A bipartisan group of 10 senators announced Thursday they had reached agreement on the framework of a proposed infrastructure package that could be worth as much as $1.2 trillion.
In a statement, the group of five Republicans and five Democrats described the proposal as “a realistic, compromise framework to modernize our nation’s infrastructure and energy technologies.
“This investment would be fully paid for and not include tax increases,” the statement continued. “We are discussing our approach with our respective colleagues, and the White House, and remain optimistic that this can lay the groundwork to garner broad support from both parties and meet America’s infrastructure needs.”
The group is led by Sens. Bill Cassidy (R-La.), Joe Manchin (D-W.Va.) and Kyrsten Sinema (D-Ariz.). The remaining seven members are Sens. Mitt Romney (R-Utah), Rob Portman (R-Ohio), Jon Tester (D-Mont.), Susan Collins (R-Maine), Mark Warner (D-Va.), Lisa Murkowski (R-Ak.), and Jeanne Shaheen (D-NH).

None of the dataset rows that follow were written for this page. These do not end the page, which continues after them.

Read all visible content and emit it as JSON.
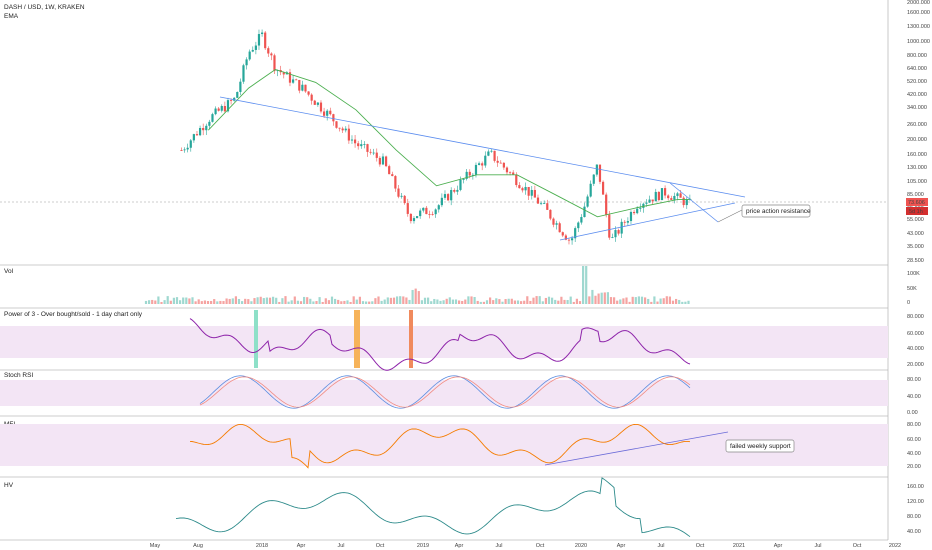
{
  "header": {
    "symbol": "DASH / USD, 1W, KRAKEN",
    "indicator": "EMA",
    "last_price": "73.606",
    "countdown": "5d 1h"
  },
  "panes": {
    "vol": "Vol",
    "power": "Power of 3 - Over bought/sold - 1 day chart only",
    "stoch": "Stoch RSI",
    "mfi": "MFI",
    "hv": "HV"
  },
  "annotations": {
    "resistance": "price action resistance",
    "support": "failed weekly support"
  },
  "x_axis": [
    "May",
    "Aug",
    "2018",
    "Apr",
    "Jul",
    "Oct",
    "2019",
    "Apr",
    "Jul",
    "Oct",
    "2020",
    "Apr",
    "Jul",
    "Oct",
    "2021",
    "Apr",
    "Jul",
    "Oct",
    "2022"
  ],
  "price_axis": [
    "2000.000",
    "1600.000",
    "1300.000",
    "1000.000",
    "800.000",
    "640.000",
    "520.000",
    "420.000",
    "340.000",
    "260.000",
    "200.000",
    "160.000",
    "130.000",
    "105.000",
    "85.000",
    "65.000",
    "55.000",
    "43.000",
    "35.000",
    "28.500"
  ],
  "vol_axis": [
    "100K",
    "50K",
    "0"
  ],
  "power_axis": [
    "80.000",
    "60.000",
    "40.000",
    "20.000"
  ],
  "stoch_axis": [
    "80.00",
    "40.00",
    "0.00"
  ],
  "mfi_axis": [
    "80.00",
    "60.00",
    "40.00",
    "20.00"
  ],
  "hv_axis": [
    "160.00",
    "120.00",
    "80.00",
    "40.00"
  ],
  "colors": {
    "up": "#26a69a",
    "down": "#ef5350",
    "ema": "#4caf50",
    "trend": "#5b8def",
    "purple": "#8e24aa",
    "mfi": "#f57c00",
    "hv": "#2e8b8b",
    "band": "#f3e5f5"
  },
  "chart_data": {
    "type": "line",
    "title": "DASH / USD, 1W, KRAKEN",
    "price_scale": "log",
    "ylim": [
      28.5,
      2000
    ],
    "series": [
      {
        "name": "DASH / USD",
        "x": [
          "2017-07",
          "2017-09",
          "2017-11",
          "2017-12",
          "2018-01",
          "2018-02",
          "2018-04",
          "2018-06",
          "2018-08",
          "2018-10",
          "2018-12",
          "2019-02",
          "2019-04",
          "2019-06",
          "2019-08",
          "2019-10",
          "2019-12",
          "2020-01",
          "2020-02",
          "2020-03",
          "2020-05",
          "2020-07",
          "2020-09"
        ],
        "values": [
          180,
          300,
          420,
          900,
          1200,
          700,
          500,
          320,
          200,
          150,
          60,
          70,
          110,
          170,
          110,
          70,
          40,
          70,
          140,
          40,
          75,
          90,
          73.606
        ]
      },
      {
        "name": "EMA",
        "x": [
          "2017-09",
          "2017-12",
          "2018-02",
          "2018-05",
          "2018-08",
          "2018-11",
          "2019-02",
          "2019-05",
          "2019-08",
          "2019-11",
          "2020-02",
          "2020-05",
          "2020-08",
          "2020-09"
        ],
        "values": [
          250,
          500,
          680,
          550,
          350,
          180,
          100,
          120,
          120,
          85,
          60,
          70,
          80,
          80
        ]
      }
    ]
  }
}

The negotiation represented the latest attempt to craft a bipartisan agreement after President Biden cut off talks with Senate Republicans led by Sen. Shelley Moore Capito (R-W.Va.) earlier this week. The White House acknowledged Tuesday that Biden had spoken to Cassidy, Manchin and Sinema about their negotiations, news Capito described as “disappointing.”
“We’ve missed a real opportunity here for at least 20 Republicans to join with the other Democrats to pass the most robust infrastructure package that we could have,” she told Fox News at the time.
A person familiar with the negotiations but unauthorized to discuss them publicly told the Associated Press the cost of the new negotiated plan would be $974 billion over five years, as is standard for highway spending, or $1.2 trillion if spread over eight as Biden proposes. The plan includes at least $579 billion in new spending, more than the previous Republican-only effort of $330 billion in new spending in a $928 billion package, but still short of the $1.7 trillion over eight years Biden is seeking.
Despite the statement’s claim, it appears unclear how the proposal would be paid for. Republicans have insisted that an infrastructure package would not be paid for by rolling back the 2017 tax cuts. The White House, for its part, has shut down any suggestion that unused coronavirus relief funds could be used to pay for it.
Tester suggested that potential revenue from uncollected income taxes could be used as a pay-for, while Romney said the package proposes that the gas tax be indexed to rise at the rate of inflation. The federal gas tax, now at 18.4 cents per gallon, has not increased since 1993.
If the deal makes it into bill form, it faces a difficult road to passage. Manchin has insisted that any infrastructure proposal have bipartisan input. However, far-left House Democrats like Alexandria Ocasio-Cortez (D-NY) have signaled they will not support any infrastructure deal that doesn’t attempt to mitigate the effects of climate change.
Meanwhile, Biden has instructed House and Senate Democrats to prepare to pass portions of the package on their own through the parliamentary procedure of reconciliation, which enables certain budget-related bills to pass the Senate with 51 votes.